Muğla Kadastro Mahkemesince; Muğla ili, Merkez Kuyucak mahallesi 300 ada 1 ilâ 149 ve 187 parsel sayılı taşınmazların kararda gösterilen gerçek kişiler adına tapuya kayıt ve tesciline, 300 ada 151 ve 152 sayılı parsellerin orman niteliğiyle Hazine adına tapuya kayıt ve tesciline, 300 ada 153 ilâ 186 sayılı parsellerin kıyıda kaldığı anlaşıldığından tespit dışı bırakılmasına karar verilmiş, hüküm davalı Hazine ve Orman Yönetimi tarafından temyiz edilmiştir.
Orman Yönetiminin temyiz itirazı, davalı kurumun temyiz kabiliyeti bulunmadığından Mahkemenin 07/04/2014 gün ve 2012/4 – 12 sayılı kararı ile reddedilmiş, redde ilişkin karar Orman Yönetimi tarafından temyiz edilmiştir.
Dava kadastro tespitine itiraza ilişkindir.
Çekişmeli taşınmazın bulunduğu yörede dava tarihinden önce 30/10/1966 yılında yapılıp kesinleşen orman kadastrosu ile 1989 yılında yapılarak kesinleşen aplikasyon ve 2/B uygulaması bulunmaktadır.

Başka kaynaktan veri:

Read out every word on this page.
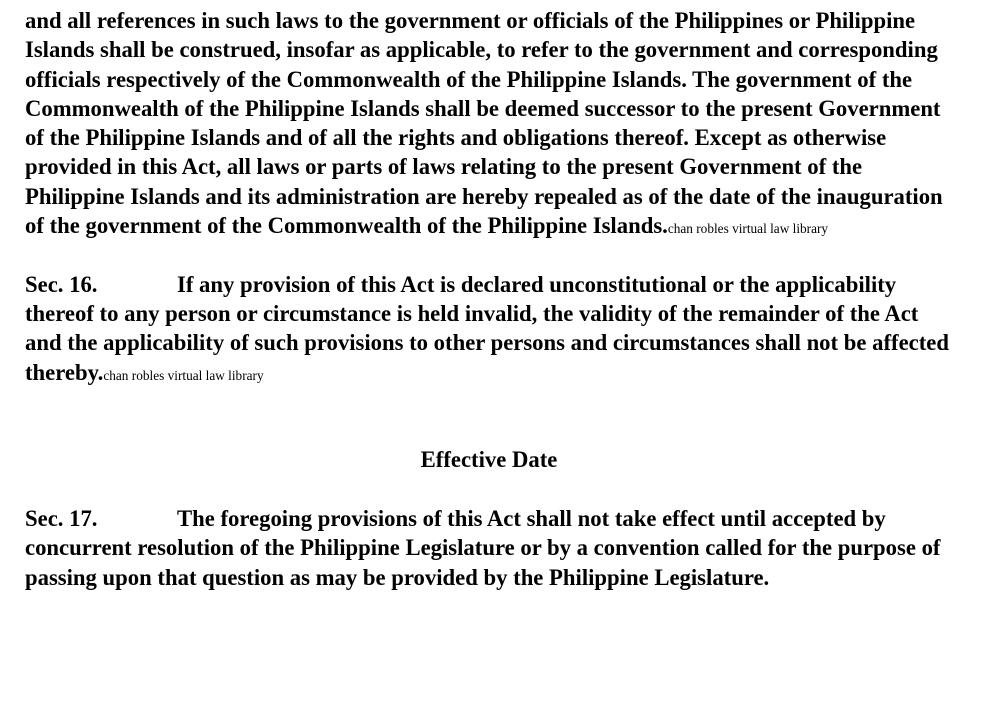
and all references in such laws to the government or officials of the Philippines or Philippine Islands shall be construed, insofar as applicable, to refer to the government and corresponding officials respectively of the Commonwealth of the Philippine Islands. The government of the Commonwealth of the Philippine Islands shall be deemed successor to the present Government of the Philippine Islands and of all the rights and obligations thereof. Except as otherwise provided in this Act, all laws or parts of laws relating to the present Government of the Philippine Islands and its administration are hereby repealed as of the date of the inauguration of the government of the Commonwealth of the Philippine Islands.chan robles virtual law library

Sec. 16.	If any provision of this Act is declared unconstitutional or the applicability thereof to any person or circumstance is held invalid, the validity of the remainder of the Act and the applicability of such provisions to other persons and circumstances shall not be affected thereby.chan robles virtual law library

Effective Date

Sec. 17.	The foregoing provisions of this Act shall not take effect until accepted by concurrent resolution of the Philippine Legislature or by a convention called for the purpose of passing upon that question as may be provided by the Philippine Legislature.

Çekişmeli taşınmazlar idari olarak Ula ilçesi, Akyaka köyünde (mahallesinde) bulunmakta iseler de 1954 yıllında yapılan tapulamada, çalışma alanı idari sınırın kapsadığı alandan daha dar olarak kabul edilmiş olması nedeniyle tespitleri yapılmamış, 1988 yılında ihdasen Hazine adına tapuya kaydedilmişlerdir. 1997 yılında Muğla ilçesi, Merkez Kuyucak köyünde (mahallesinde) yapılan tapulamada ise davalı olmaları nedeniyle kadastro tutanaklarının mülkiyet sütunu davalı olarak tutulmuştur.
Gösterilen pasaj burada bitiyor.